Saturday, June 1, 2013

Cyber May Be Biggest Threat, Hagel Tells Troops

By Karen Parrish
American Forces Press Service

HONOLULU, May 31, 2013 – The devastatingly destructive potential of cyberattacks has become the security challenge of our age, Defense Secretary Chuck Hagel told U.S. troops here yesterday.


Click photo for screen-resolution image
Defense Secretary Chuck Hagel answers questions during a May 30, 2013, visit with troops in Honolulu on the first leg of a trip that will take him to Singapore and Brussels. DOD photo by Erin A. Kirk-Cuomo
  

(Click photo for screen-resolution image);high-resolution image available.
Hagel stopped in Hawaii on the first leg of a trip that also will take him to Singapore and Brussels, Belgium. The secretary stood in a hangar at Joint Base Pearl Harbor-Hickam with an F-22 Raptor fighter jet behind him and about 200 service members in front, representing the Army, Navy, Air Force, Marines, National Guard and Coast Guard.

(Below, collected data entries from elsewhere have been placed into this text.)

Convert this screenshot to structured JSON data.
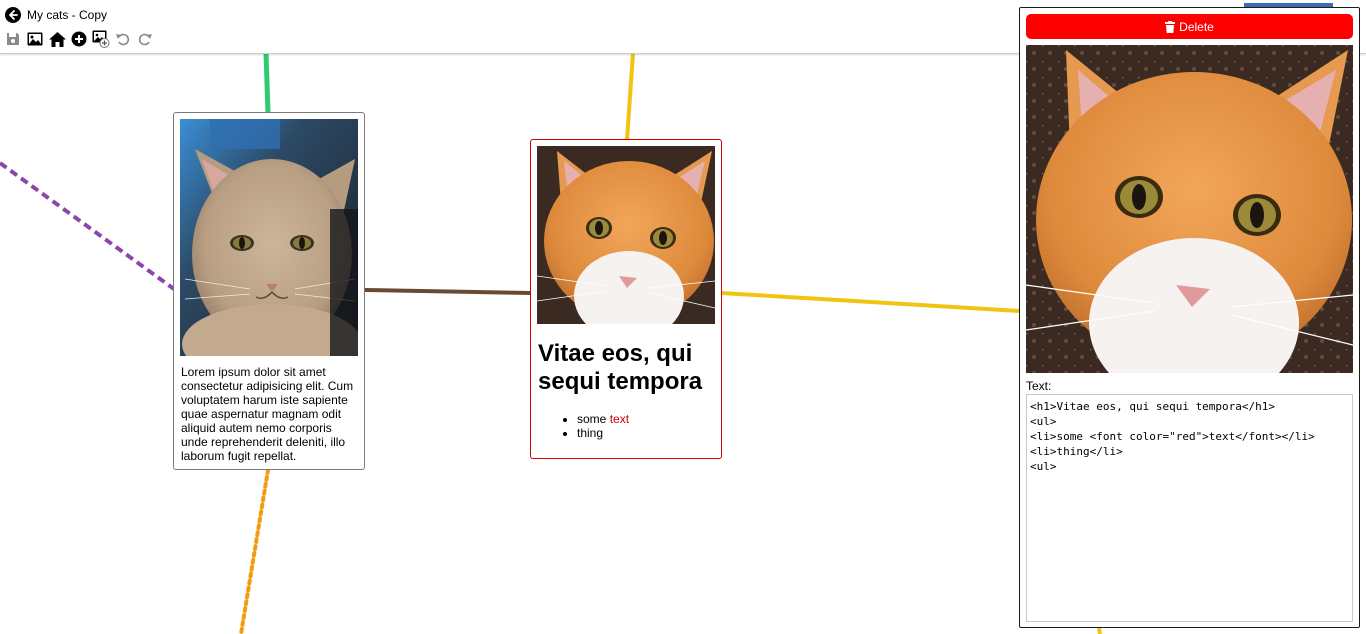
{
  "header": {
    "title": "My cats - Copy",
    "toolbar": [
      {
        "name": "save",
        "icon": "save-icon",
        "enabled": false
      },
      {
        "name": "image",
        "icon": "image-icon",
        "enabled": true
      },
      {
        "name": "home",
        "icon": "home-icon",
        "enabled": true
      },
      {
        "name": "add",
        "icon": "add-circle-icon",
        "enabled": true
      },
      {
        "name": "add-image",
        "icon": "add-image-icon",
        "enabled": true
      },
      {
        "name": "undo",
        "icon": "undo-icon",
        "enabled": false
      },
      {
        "name": "redo",
        "icon": "redo-icon",
        "enabled": false
      }
    ]
  },
  "cards": {
    "left": {
      "text": "Lorem ipsum dolor sit amet consectetur adipisicing elit. Cum voluptatem harum iste sapiente quae aspernatur magnam odit aliquid autem nemo corporis unde reprehenderit deleniti, illo laborum fugit repellat."
    },
    "center": {
      "heading": "Vitae eos, qui sequi tempora",
      "items": [
        {
          "prefix": "some ",
          "red": "text"
        },
        {
          "prefix": "thing",
          "red": ""
        }
      ]
    }
  },
  "panel": {
    "delete_label": "Delete",
    "text_label": "Text:",
    "editor_value": "<h1>Vitae eos, qui sequi tempora</h1>\n<ul>\n<li>some <font color=\"red\">text</font></li>\n<li>thing</li>\n<ul>"
  },
  "colors": {
    "delete": "#ff0000",
    "selected_border": "#d40000",
    "link_green": "#2ecc71",
    "link_yellow": "#f1c40f",
    "link_brown": "#6b4a34",
    "link_purple": "#8e44ad",
    "link_orange": "#f39c12",
    "accent_blue": "#3b6db3"
  }
}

Hagel thanked the troops for their service, offered a few remarks and took their questions, one of which centered on cybersecurity. The secretary noted cyber is “one of the very few items” pegged to receive more money in the current budget request now before Congress.

“Cyber warfare capabilities: we are increasing that part of the budget significantly,” he said, noting that means the department can devote more people and more sophisticated approaches to defending U.S. networks and information.

Hagel said interconnected cyber efforts across government also will grow. U.S law enforcement agencies, the National Security Agency, U.S. Cyber Command and the Department of Homeland Security all work together on the issue, he noted. He added that allied contributions also are key to the fight.

“We live in a world -- and you all know this -- where one country’s just not big enough … [or] wealthy enough to handle it all,” he said. “Can’t do it -- especially cyber.”

Cyberattacks are a fundamentally different threat because, with no shots fired, they potentially can disrupt utilities, banking, business and military networks, yet remain essentially untraceable to a country or an agent of origin, the secretary noted.

“Cyber is one of those quiet, deadly, insidious unknowns you can’t see,” Hagel added. “It’s in the ether -- it’s not one big navy sailing into a port, or one big army crossing a border, or squadrons of fighter planes. … This is a very difficult, but real and dangerous, threat. There is no higher priority for our country than this issue.”